"Istri sebanyak itu."
      "Iya, karena suami-suami mereka ada yang telah gugur dipertempuran dan seorang raja harus bertanggung jawab. Akhirnya Raja menjadikan perempuan-perempuan itu menjadi selir." Jawab ayah sekenanya.
      "Kasihan."
      "Kenapa, Aura?"
      "Suaminya telah mati dimedan pertempuran."
      "Lihat, itu ada suku-suku dari Mongolia, Korea, Mancuria, dan Miao. Dan suku Miao itu persis dengan tipikal suku Jawa, baik kulit dan wajahnya." Ayah mengalihkan pembicaraan.
      "Persis ya, Ayah seperti kita. Suku Jawa."
      "Kau bukan hanya dari suku Jawa saja, Nak. Kau ada beberapa darah keturunan dalam dirimu. Ayah keturunan dari Jawa-Arab-Mongolia, Mamamu ada darah Jawa-Portugis-Sunda." Terang ayah dengan mendekapmu mesra. Sedangkan Mama memegang tangan Ayah erat sekali. Keluarga kecil bahagia yang sedang menikmati liburan bersama di China.

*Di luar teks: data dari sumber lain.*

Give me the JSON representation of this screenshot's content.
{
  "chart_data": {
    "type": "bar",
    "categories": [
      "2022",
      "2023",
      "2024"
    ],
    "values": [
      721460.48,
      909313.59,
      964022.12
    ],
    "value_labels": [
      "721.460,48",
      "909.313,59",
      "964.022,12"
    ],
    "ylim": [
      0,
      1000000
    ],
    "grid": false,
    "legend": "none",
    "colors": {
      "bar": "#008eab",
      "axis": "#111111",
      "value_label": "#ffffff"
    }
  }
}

Setelah menikmati kota Shenzen hingga puas dengan segala keluh kesah keramaiannya, kaupun diajak singgah oleh ayahmu ke kota Shantou yang terletak di Guang Dong, China bagian selatan. Dikota inilah teman ayahmu Mr. Chen Cihong sebagai pengusaha besar kayu tinggal. Tak tanggung-tanggung hampir berapa juta kubik kayu setiap pengiriman ke China. Ayahmu menjadi pemasok utama kebutuhan akan ekspor kayu dibawah kendali Mr. Chen Cihong bahkan kebutuhan kayu seluruh daratan China pusatnya ada di pelabuhan kota Shantou.Â
Meski juga sebagai pusat Guang Dong Goward China Circuit Tekhnology Corporation atau perusahaan pembuat layar, juga dekat dengan gedung DPR. Menarik bukan? Kau mengikuti ayahmu dengan perlahan memasuki rumah yang mirip istana, seluas 25.400 meter persegi, rumah seluas ukuran satu kecamatan, ruangan kamarnya ada 506 kamar, dan kau memilih kamar dibagian atas yang menghadap danau buatan yang dikelilingi dua patung naga raksasa dengan lidahnya yang menjulur-julur seperti api, bola matanya yang merah marah, cakar-cakar kakinya yang tajam, siungnya yang selalu basah oleh air liur, dan tubuhnya yang panjang meliuk-liuk, konon patung naga raksasa itu dibuat untuk menghormati keluarga kerajaan pada masa Dinasti Ming sebagai pemimpin yang berwibawa seperti naga.
"Huan Ying, Aura." Sapa Mr. Chen Cihong dengan bahasa mandarin sambil tersenyum lebar. Lalu menjulurkan tangan kanannya untuk mengajakmu berjabat tangan. Dan kau hanya senyum kecil sambil meraih tangannya namun kau sedikitpun tak tahu maksud dan arti ucapannya. Ayah dan mamamu mengikuti untuk berjabat tangan dengan akrab. Ayah dan Mr. Chen Cihong duduk dengan santai diruang depan yang luas dengan banyak aneka minuman dan makanan, sepertinya lebih pas dibuat ruang kafe, musik mandarin yang mendayu-dayu perlahan-lahan mulai terdengar dari piano yang telah dimainkan oleh musisi perempuan cantik, putih dan menawan. Serasa kau seperti bidadari yang baru saja turun dari langit. Asing namun bahagia.